Sánchez estuvo en la ciudad autónoma acompañado por el ministro del Interior, Fernando Grande-Marlaska, en una jornada caracterizada por el despliegue policial y militar, la saturación en los recursos de acogida y la preocupación de la población.
Su primer destino fue la frontera del Tarajal, donde saludó a miembros de la Policía Nacional y la Guardia Civil y revisó el dispositivo activado para atender la crisis. Después se dirigió al Palacio de la Asamblea para liderar una reunión de coordinación con el presidente de Ceuta, Juan Jesús Vivas, el delegado del Gobierno y responsables de seguridad, del CETI y de Cruz Roja.
Tras la reunión, Sánchez ofreció una declaración institucional en la que describió las entradas como una «violación de la integridad territorial de España» y aseguró que el Estado empleará todos los recursos necesarios para restablecer la seguridad y la normalidad.
El presidente atribuyó la movilización a las redes de tráfico de personas y a una interpretación interesada de la reciente sentencia del Tribunal Supremo sobre las devoluciones de quienes intentan llegar a Ceuta por vía marítima.
El Gobierno anunció el envío de nuevos agentes de la Policía Nacional y la Guardia Civil, que trabajarán junto con las fuerzas ya desplegadas y con el respaldo de las Fuerzas Armadas. Además, se evalúa la instalación de una barrera física de boyas junto al espigón fronterizo para reforzar el control en el acceso marítimo.
La visita de Sánchez en Ceuta tuvo una duración inferior a dos horas, según los horarios oficiales de llegada y salida. Tras recorrer el Tarajal, participar en la reunión y atender a los medios, el presidente emprendió el regreso a la península.
La rapidez de la visita ha generado críticas por parte de la oposición y de grupos políticos que demandan una mayor presencia del Ejecutivo en la ciudad. El Partido Popular solicitó además la comparecencia urgente de Sánchez en el Congreso y la reforma de la Ley de Extranjería para ampliar el rechazo en frontera a las entradas por mar.
Esta visita llega antes de agosto, mes en que Sánchez tenía programado reducir su actividad pública y pasar parte de su descanso en La Mareta, residencia oficial en Lanzarote. No obstante, La Moncloa no ha dado detalles sobre el calendario definitivo de sus vacaciones ni ha confirmado si la crisis de Ceuta alterará esos planes.
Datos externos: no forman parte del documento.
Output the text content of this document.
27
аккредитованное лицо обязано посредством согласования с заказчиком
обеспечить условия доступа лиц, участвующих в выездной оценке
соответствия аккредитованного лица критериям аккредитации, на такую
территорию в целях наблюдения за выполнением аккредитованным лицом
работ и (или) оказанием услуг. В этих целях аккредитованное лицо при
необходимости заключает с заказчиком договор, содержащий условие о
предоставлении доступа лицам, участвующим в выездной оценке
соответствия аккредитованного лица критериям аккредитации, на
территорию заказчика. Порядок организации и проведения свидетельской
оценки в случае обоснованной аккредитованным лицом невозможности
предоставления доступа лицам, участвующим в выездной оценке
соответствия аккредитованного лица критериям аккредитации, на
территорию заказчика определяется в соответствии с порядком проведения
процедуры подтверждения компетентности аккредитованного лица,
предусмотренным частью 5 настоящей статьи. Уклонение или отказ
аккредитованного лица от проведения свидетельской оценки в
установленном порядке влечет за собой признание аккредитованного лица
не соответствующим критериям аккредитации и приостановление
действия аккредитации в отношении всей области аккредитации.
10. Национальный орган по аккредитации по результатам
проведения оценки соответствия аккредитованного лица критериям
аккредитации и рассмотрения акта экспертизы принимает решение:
No está confirmado que el presidente viajara a Madrid específicamente para preparar sus vacaciones ni que tenga previsto estar 24 días sin actividad institucional. Aunque varias publicaciones han difundido información sobre sus planes de descanso, el presidente puede seguir ejerciendo sus funciones y modificar su agenda en caso de emergencia.
Mientras se mantiene el debate político sobre la duración de la visita, las autoridades continúan trabajando para controlar la frontera, prestar atención a los recién llegados y acelerar los retornos según los procedimientos acordados con Marruecos.